In conclusion, we show that by generating optimized, lossy compressed copies of the data for certain access patterns yield big performance benefits when reading the data.

The differences are orders of magnitude larger on big datasets and remote stores, given available network bandwidth.

Optimizing in Batch#

Now that we understand how rechunking and lossy compression works, we will demonstrate how to do this in batches.

The benefit of doing the batched processing is that the dataset gets read once. This is especially important if the original MDIO resides in a remote store like AWS S3, or Google Cloud’s GCS.

Note that we not are overwriting the old optimized chunks, just creating new ones with the suffix 2 to demonstrate we can create as many version of the original data as we want.

from mdio.api.convenience import rechunk_batch

rechunk_batch(
    orig_mdio_cached,
    chunks_list=[(4, 512, 512), (512, 4, 512), (512, 512, 4)],
    suffix_list=["fast_il2", "fast_xl2", "fast_z2"],
    **common_kwargs,
)

Rechunking to fast_il2,fast_xl2,fast_z2: 100%|██████████| 3/3 [00:05<00:00,  1.84s/chunk]

from mdio import MDIOReader

orig_mdio = MDIOReader(mdio_path)
il2_mdio = MDIOReader(mdio_path, access_pattern="fast_il2")
xl2_mdio = MDIOReader(mdio_path, access_pattern="fast_xl2")
z2_mdio = MDIOReader(mdio_path, access_pattern="fast_z2")
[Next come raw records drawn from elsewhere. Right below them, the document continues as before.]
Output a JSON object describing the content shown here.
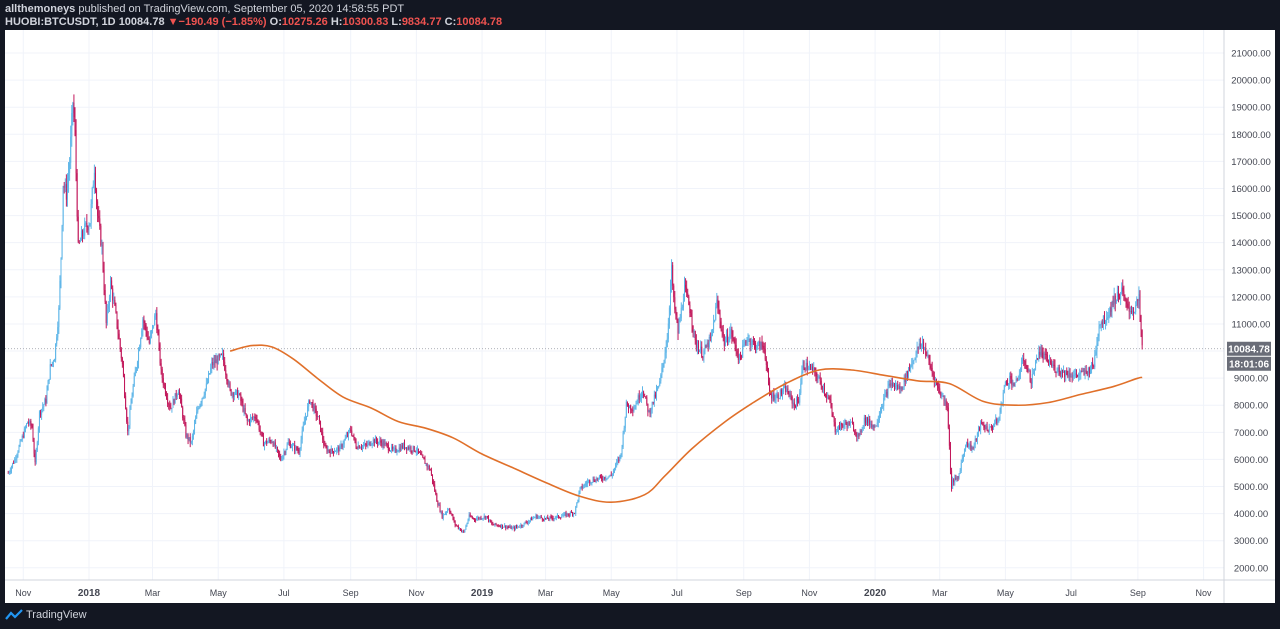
{
  "header": {
    "author": "allthemoneys",
    "published": "published on TradingView.com, September 05, 2020 14:58:55 PDT",
    "symbol": "HUOBI:BTCUSDT, 1D",
    "last": "10084.78",
    "change": "−190.49 (−1.85%)",
    "o_label": "O:",
    "o_value": "10275.26",
    "h_label": "H:",
    "h_value": "10300.83",
    "l_label": "L:",
    "l_value": "9834.77",
    "c_label": "C:",
    "c_value": "10084.78"
  },
  "footer": {
    "brand": "TradingView",
    "logo_icon": "tradingview-logo-icon"
  },
  "colors": {
    "up": "#5fb6e8",
    "down": "#c2185b",
    "ma": "#e0702a",
    "bg": "#ffffff",
    "grid": "#f0f3fa"
  },
  "chart_data": {
    "type": "line",
    "title": "",
    "xlabel": "",
    "ylabel": "",
    "ylim": [
      1550,
      21850
    ],
    "y_ticks": [
      2000,
      3000,
      4000,
      5000,
      6000,
      7000,
      8000,
      9000,
      10000,
      11000,
      12000,
      13000,
      14000,
      15000,
      16000,
      17000,
      18000,
      19000,
      20000,
      21000
    ],
    "y_tick_labels": [
      "2000.00",
      "3000.00",
      "4000.00",
      "5000.00",
      "6000.00",
      "7000.00",
      "8000.00",
      "9000.00",
      "10000.00",
      "11000.00",
      "12000.00",
      "13000.00",
      "14000.00",
      "15000.00",
      "16000.00",
      "17000.00",
      "18000.00",
      "19000.00",
      "20000.00",
      "21000.00"
    ],
    "x_range": [
      "2017-10-15",
      "2020-11-20"
    ],
    "x_ticks": [
      {
        "label": "Nov",
        "date": "2017-11-01",
        "bold": false
      },
      {
        "label": "2018",
        "date": "2018-01-01",
        "bold": true
      },
      {
        "label": "Mar",
        "date": "2018-03-01",
        "bold": false
      },
      {
        "label": "May",
        "date": "2018-05-01",
        "bold": false
      },
      {
        "label": "Jul",
        "date": "2018-07-01",
        "bold": false
      },
      {
        "label": "Sep",
        "date": "2018-09-01",
        "bold": false
      },
      {
        "label": "Nov",
        "date": "2018-11-01",
        "bold": false
      },
      {
        "label": "2019",
        "date": "2019-01-01",
        "bold": true
      },
      {
        "label": "Mar",
        "date": "2019-03-01",
        "bold": false
      },
      {
        "label": "May",
        "date": "2019-05-01",
        "bold": false
      },
      {
        "label": "Jul",
        "date": "2019-07-01",
        "bold": false
      },
      {
        "label": "Sep",
        "date": "2019-09-01",
        "bold": false
      },
      {
        "label": "Nov",
        "date": "2019-11-01",
        "bold": false
      },
      {
        "label": "2020",
        "date": "2020-01-01",
        "bold": true
      },
      {
        "label": "Mar",
        "date": "2020-03-01",
        "bold": false
      },
      {
        "label": "May",
        "date": "2020-05-01",
        "bold": false
      },
      {
        "label": "Jul",
        "date": "2020-07-01",
        "bold": false
      },
      {
        "label": "Sep",
        "date": "2020-09-01",
        "bold": false
      },
      {
        "label": "Nov",
        "date": "2020-11-01",
        "bold": false
      }
    ],
    "last_price": 10084.78,
    "last_price_label": "10084.78",
    "countdown_label": "18:01:06",
    "series": [
      {
        "kind": "price",
        "points": [
          [
            "2017-10-18",
            5500
          ],
          [
            "2017-10-24",
            6000
          ],
          [
            "2017-10-31",
            6800
          ],
          [
            "2017-11-05",
            7400
          ],
          [
            "2017-11-09",
            7200
          ],
          [
            "2017-11-12",
            5800
          ],
          [
            "2017-11-16",
            7700
          ],
          [
            "2017-11-22",
            8200
          ],
          [
            "2017-11-26",
            9400
          ],
          [
            "2017-11-30",
            9800
          ],
          [
            "2017-12-04",
            11500
          ],
          [
            "2017-12-06",
            13500
          ],
          [
            "2017-12-08",
            16200
          ],
          [
            "2017-12-11",
            15800
          ],
          [
            "2017-12-14",
            17000
          ],
          [
            "2017-12-17",
            19200
          ],
          [
            "2017-12-19",
            18000
          ],
          [
            "2017-12-22",
            13800
          ],
          [
            "2017-12-25",
            14200
          ],
          [
            "2017-12-28",
            14500
          ],
          [
            "2018-01-02",
            14800
          ],
          [
            "2018-01-06",
            16800
          ],
          [
            "2018-01-09",
            15000
          ],
          [
            "2018-01-13",
            13800
          ],
          [
            "2018-01-17",
            11000
          ],
          [
            "2018-01-21",
            12500
          ],
          [
            "2018-01-26",
            11300
          ],
          [
            "2018-02-01",
            9500
          ],
          [
            "2018-02-06",
            7000
          ],
          [
            "2018-02-10",
            8400
          ],
          [
            "2018-02-16",
            10000
          ],
          [
            "2018-02-20",
            11200
          ],
          [
            "2018-02-26",
            10300
          ],
          [
            "2018-03-04",
            11400
          ],
          [
            "2018-03-09",
            9200
          ],
          [
            "2018-03-15",
            8200
          ],
          [
            "2018-03-18",
            7900
          ],
          [
            "2018-03-25",
            8600
          ],
          [
            "2018-04-01",
            6900
          ],
          [
            "2018-04-06",
            6600
          ],
          [
            "2018-04-12",
            7900
          ],
          [
            "2018-04-20",
            8700
          ],
          [
            "2018-04-25",
            9500
          ],
          [
            "2018-05-05",
            9800
          ],
          [
            "2018-05-12",
            8500
          ],
          [
            "2018-05-20",
            8400
          ],
          [
            "2018-05-28",
            7400
          ],
          [
            "2018-06-05",
            7600
          ],
          [
            "2018-06-12",
            6600
          ],
          [
            "2018-06-20",
            6700
          ],
          [
            "2018-06-28",
            6000
          ],
          [
            "2018-07-05",
            6600
          ],
          [
            "2018-07-15",
            6300
          ],
          [
            "2018-07-20",
            7400
          ],
          [
            "2018-07-25",
            8200
          ],
          [
            "2018-08-02",
            7500
          ],
          [
            "2018-08-08",
            6400
          ],
          [
            "2018-08-14",
            6300
          ],
          [
            "2018-08-22",
            6400
          ],
          [
            "2018-09-01",
            7100
          ],
          [
            "2018-09-06",
            6500
          ],
          [
            "2018-09-15",
            6500
          ],
          [
            "2018-09-22",
            6700
          ],
          [
            "2018-10-01",
            6600
          ],
          [
            "2018-10-11",
            6300
          ],
          [
            "2018-10-20",
            6500
          ],
          [
            "2018-11-01",
            6350
          ],
          [
            "2018-11-14",
            5600
          ],
          [
            "2018-11-20",
            4500
          ],
          [
            "2018-11-25",
            3900
          ],
          [
            "2018-12-01",
            4200
          ],
          [
            "2018-12-07",
            3600
          ],
          [
            "2018-12-15",
            3300
          ],
          [
            "2018-12-20",
            3900
          ],
          [
            "2018-12-25",
            3800
          ],
          [
            "2019-01-05",
            3900
          ],
          [
            "2019-01-10",
            3600
          ],
          [
            "2019-01-20",
            3550
          ],
          [
            "2019-01-30",
            3450
          ],
          [
            "2019-02-08",
            3600
          ],
          [
            "2019-02-20",
            3900
          ],
          [
            "2019-03-01",
            3800
          ],
          [
            "2019-03-15",
            3900
          ],
          [
            "2019-03-28",
            4050
          ],
          [
            "2019-04-02",
            4900
          ],
          [
            "2019-04-10",
            5200
          ],
          [
            "2019-04-20",
            5300
          ],
          [
            "2019-05-01",
            5400
          ],
          [
            "2019-05-10",
            6200
          ],
          [
            "2019-05-15",
            8000
          ],
          [
            "2019-05-22",
            7900
          ],
          [
            "2019-05-30",
            8600
          ],
          [
            "2019-06-05",
            7700
          ],
          [
            "2019-06-15",
            8800
          ],
          [
            "2019-06-22",
            10500
          ],
          [
            "2019-06-26",
            13000
          ],
          [
            "2019-06-28",
            11800
          ],
          [
            "2019-07-02",
            10700
          ],
          [
            "2019-07-08",
            12300
          ],
          [
            "2019-07-14",
            11400
          ],
          [
            "2019-07-18",
            10300
          ],
          [
            "2019-07-25",
            9900
          ],
          [
            "2019-08-02",
            10500
          ],
          [
            "2019-08-07",
            11800
          ],
          [
            "2019-08-14",
            10300
          ],
          [
            "2019-08-20",
            10700
          ],
          [
            "2019-08-28",
            9700
          ],
          [
            "2019-09-04",
            10500
          ],
          [
            "2019-09-12",
            10200
          ],
          [
            "2019-09-20",
            10200
          ],
          [
            "2019-09-25",
            8400
          ],
          [
            "2019-10-01",
            8300
          ],
          [
            "2019-10-10",
            8600
          ],
          [
            "2019-10-18",
            8000
          ],
          [
            "2019-10-22",
            8200
          ],
          [
            "2019-10-26",
            9500
          ],
          [
            "2019-11-04",
            9300
          ],
          [
            "2019-11-12",
            8800
          ],
          [
            "2019-11-20",
            8100
          ],
          [
            "2019-11-25",
            7100
          ],
          [
            "2019-12-03",
            7300
          ],
          [
            "2019-12-10",
            7300
          ],
          [
            "2019-12-17",
            6800
          ],
          [
            "2019-12-22",
            7500
          ],
          [
            "2020-01-01",
            7200
          ],
          [
            "2020-01-08",
            8100
          ],
          [
            "2020-01-15",
            8800
          ],
          [
            "2020-01-25",
            8600
          ],
          [
            "2020-02-02",
            9400
          ],
          [
            "2020-02-10",
            10100
          ],
          [
            "2020-02-14",
            10300
          ],
          [
            "2020-02-20",
            9600
          ],
          [
            "2020-02-25",
            9000
          ],
          [
            "2020-03-01",
            8500
          ],
          [
            "2020-03-08",
            8000
          ],
          [
            "2020-03-12",
            4900
          ],
          [
            "2020-03-13",
            5200
          ],
          [
            "2020-03-18",
            5300
          ],
          [
            "2020-03-25",
            6600
          ],
          [
            "2020-04-01",
            6400
          ],
          [
            "2020-04-08",
            7300
          ],
          [
            "2020-04-16",
            7100
          ],
          [
            "2020-04-25",
            7500
          ],
          [
            "2020-04-30",
            8700
          ],
          [
            "2020-05-05",
            9000
          ],
          [
            "2020-05-10",
            8700
          ],
          [
            "2020-05-18",
            9700
          ],
          [
            "2020-05-25",
            8900
          ],
          [
            "2020-06-01",
            10000
          ],
          [
            "2020-06-08",
            9700
          ],
          [
            "2020-06-15",
            9400
          ],
          [
            "2020-06-25",
            9200
          ],
          [
            "2020-07-05",
            9100
          ],
          [
            "2020-07-15",
            9200
          ],
          [
            "2020-07-22",
            9500
          ],
          [
            "2020-07-27",
            11000
          ],
          [
            "2020-08-02",
            11200
          ],
          [
            "2020-08-10",
            11900
          ],
          [
            "2020-08-17",
            12200
          ],
          [
            "2020-08-22",
            11600
          ],
          [
            "2020-08-28",
            11500
          ],
          [
            "2020-09-02",
            11900
          ],
          [
            "2020-09-05",
            10084.78
          ]
        ]
      },
      {
        "kind": "moving_average",
        "points": [
          [
            "2018-05-12",
            10000
          ],
          [
            "2018-06-01",
            10200
          ],
          [
            "2018-06-20",
            10150
          ],
          [
            "2018-07-10",
            9700
          ],
          [
            "2018-08-01",
            9000
          ],
          [
            "2018-08-25",
            8300
          ],
          [
            "2018-09-20",
            7900
          ],
          [
            "2018-10-15",
            7400
          ],
          [
            "2018-11-10",
            7150
          ],
          [
            "2018-12-05",
            6800
          ],
          [
            "2019-01-01",
            6200
          ],
          [
            "2019-02-01",
            5650
          ],
          [
            "2019-03-01",
            5150
          ],
          [
            "2019-04-01",
            4650
          ],
          [
            "2019-05-01",
            4420
          ],
          [
            "2019-06-01",
            4700
          ],
          [
            "2019-06-20",
            5400
          ],
          [
            "2019-07-15",
            6400
          ],
          [
            "2019-08-15",
            7400
          ],
          [
            "2019-09-10",
            8100
          ],
          [
            "2019-10-10",
            8800
          ],
          [
            "2019-11-10",
            9300
          ],
          [
            "2019-12-10",
            9300
          ],
          [
            "2020-01-10",
            9100
          ],
          [
            "2020-02-10",
            8900
          ],
          [
            "2020-03-10",
            8800
          ],
          [
            "2020-04-10",
            8150
          ],
          [
            "2020-05-10",
            8000
          ],
          [
            "2020-06-10",
            8100
          ],
          [
            "2020-07-10",
            8400
          ],
          [
            "2020-08-10",
            8700
          ],
          [
            "2020-09-01",
            9000
          ],
          [
            "2020-09-05",
            9020
          ]
        ]
      }
    ]
  }
}
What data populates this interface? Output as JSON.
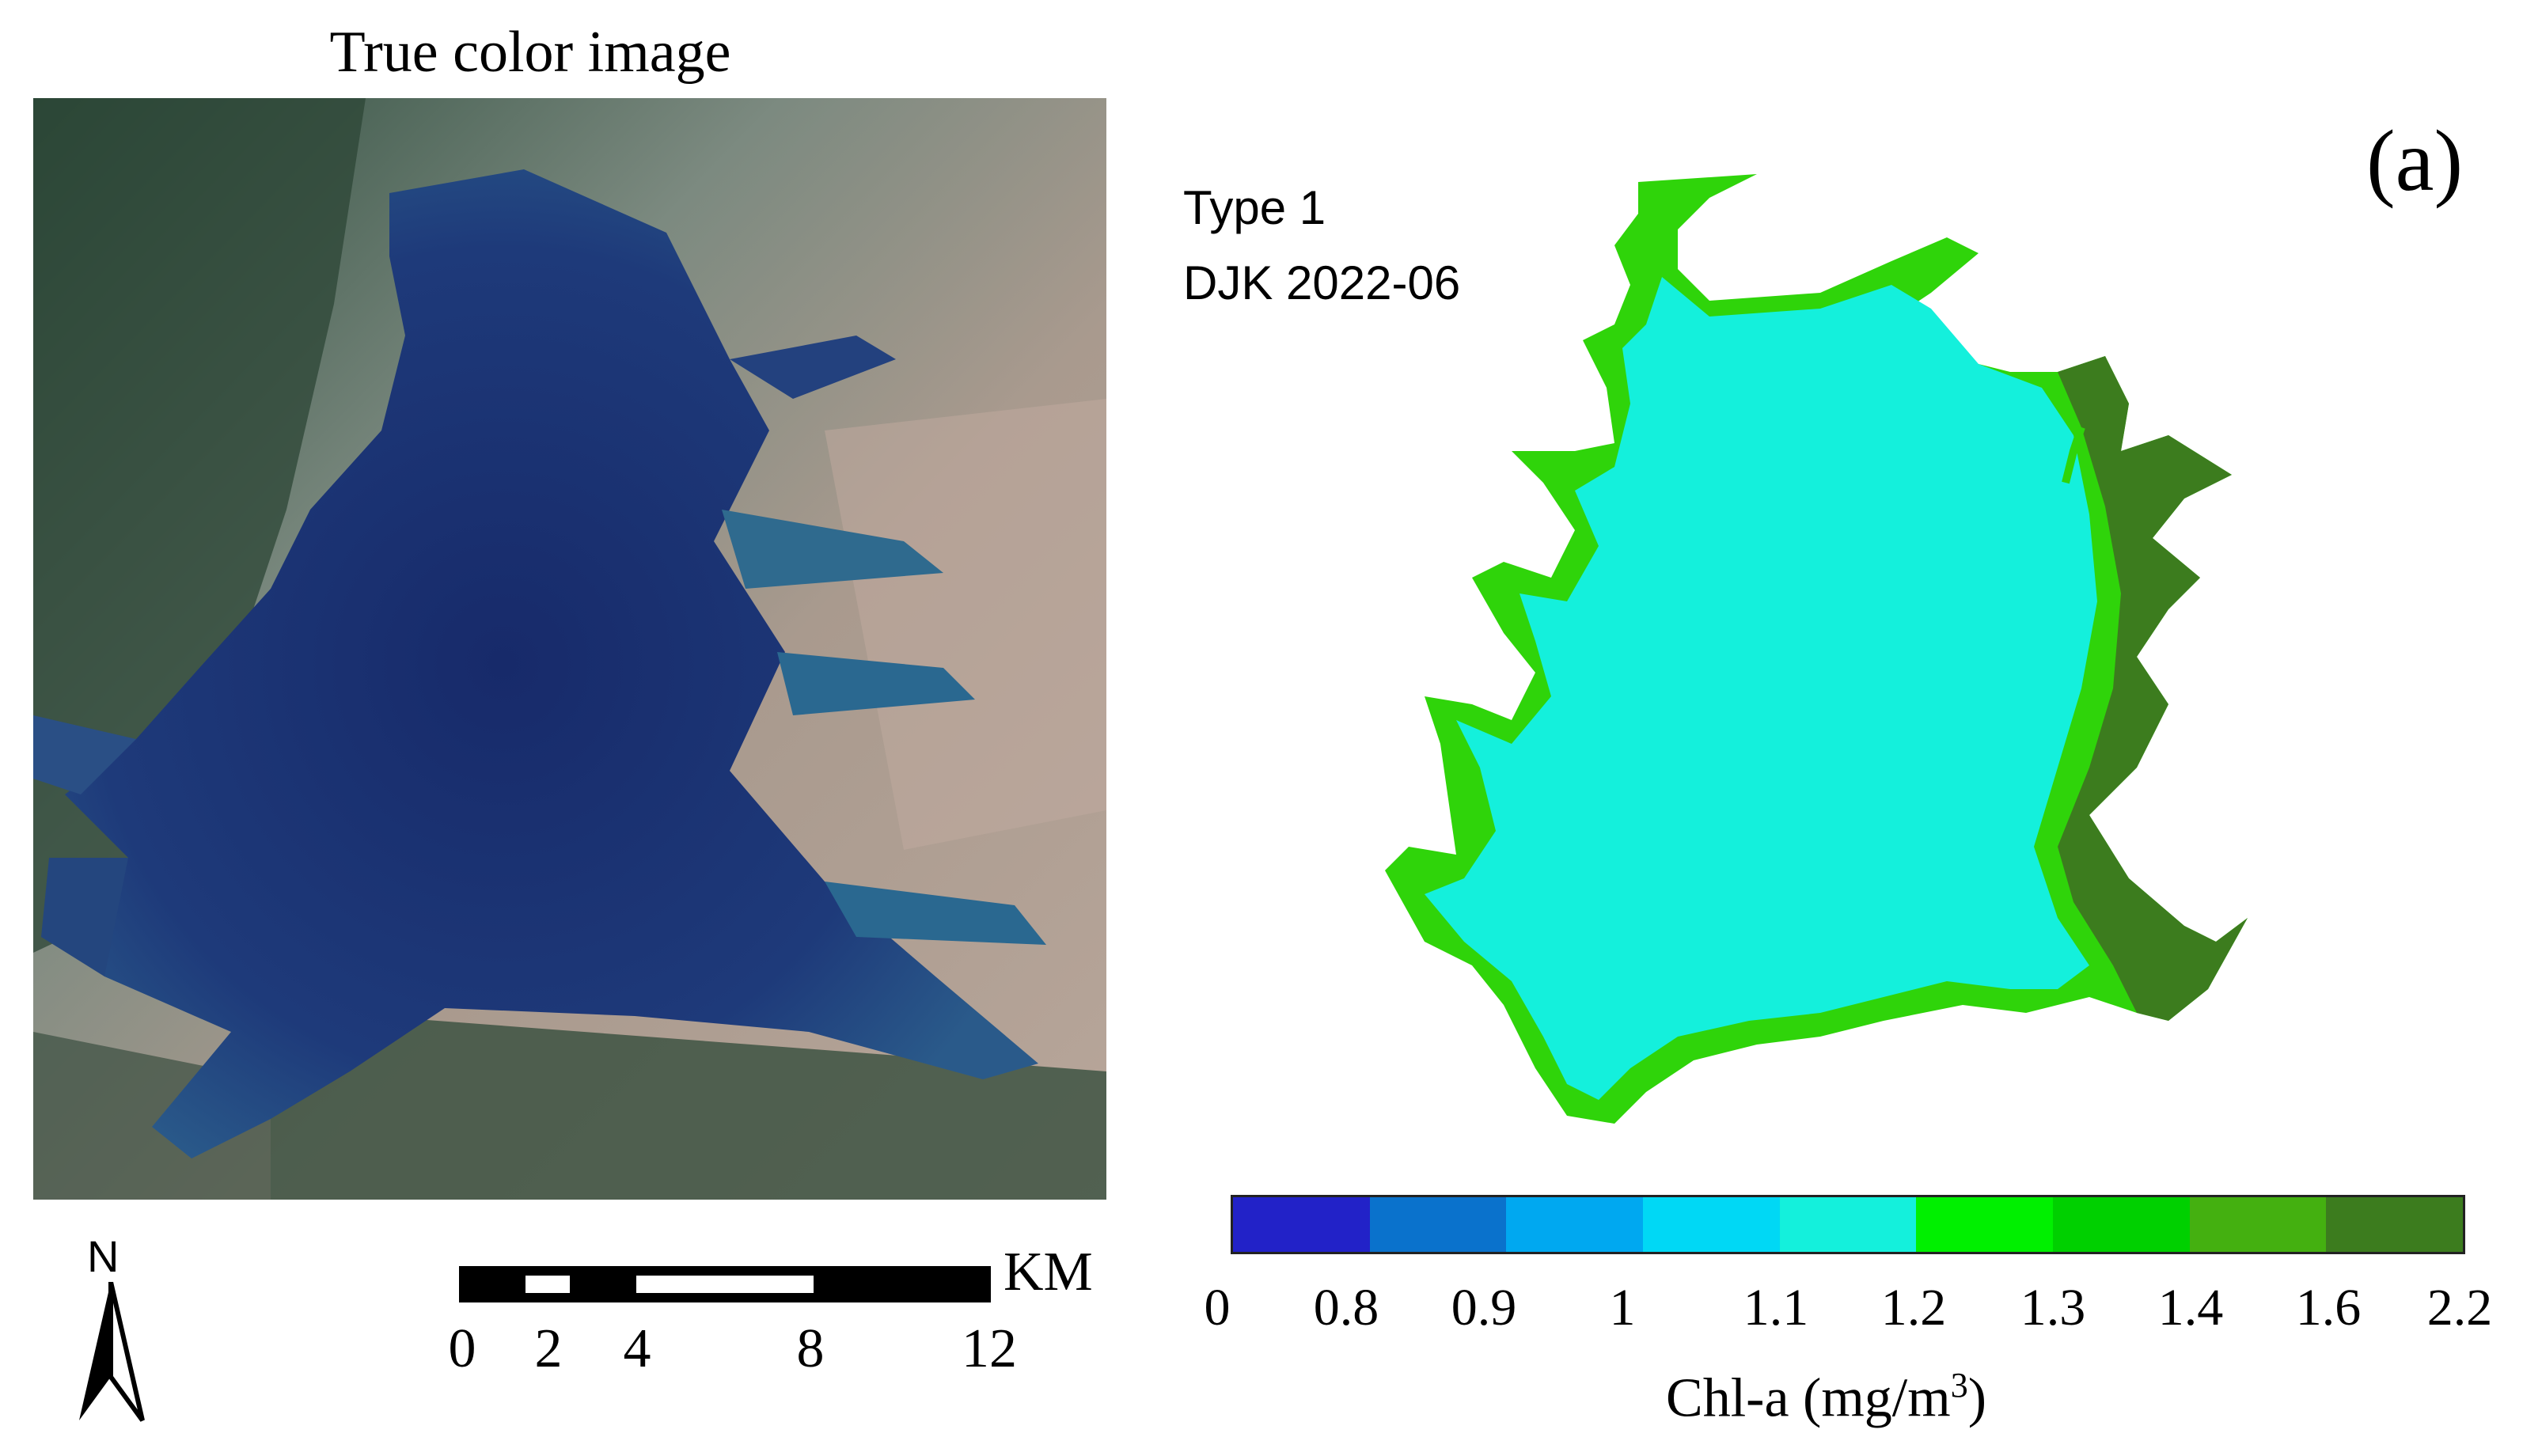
{
  "left_panel": {
    "title": "True color image",
    "scale_bar": {
      "ticks": [
        "0",
        "2",
        "4",
        "8",
        "12"
      ],
      "unit": "KM"
    },
    "north_label": "N"
  },
  "right_panel": {
    "panel_label": "(a)",
    "type_label": "Type 1",
    "date_label": "DJK 2022-06",
    "colorbar": {
      "colors": [
        "#2222c8",
        "#0a72cc",
        "#00a8f0",
        "#00d8f5",
        "#14f0dc",
        "#00f000",
        "#00d000",
        "#44b010",
        "#3c7c1e"
      ],
      "ticks": [
        "0",
        "0.8",
        "0.9",
        "1",
        "1.1",
        "1.2",
        "1.3",
        "1.4",
        "1.6",
        "2.2"
      ],
      "label_main": "Chl-a (mg/m",
      "label_sup": "3",
      "label_close": ")"
    }
  },
  "colors": {
    "water_dark": "#1a2f6e",
    "chl_bulk": "#14f0dc",
    "chl_edge": "#2fd40a",
    "chl_high": "#3c7c1e"
  }
}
print(orig_mdio.chunks, orig_mdio._traces.compressor)
print(il_mdio.chunks, il2_mdio._traces.compressor)
print(xl_mdio.chunks, xl2_mdio._traces.compressor)
print(z_mdio.chunks, z2_mdio._traces.compressor)

(64, 64, 64) Blosc(cname='zstd', clevel=5, shuffle=SHUFFLE, blocksize=0)
(4, 187, 512) ZFPY(mode=4, tolerance=2.7916183359718256, rate=-1, precision=-1)
(345, 4, 512) ZFPY(mode=4, tolerance=2.7916183359718256, rate=-1, precision=-1)
(345, 187, 4) ZFPY(mode=4, tolerance=2.7916183359718256, rate=-1, precision=-1)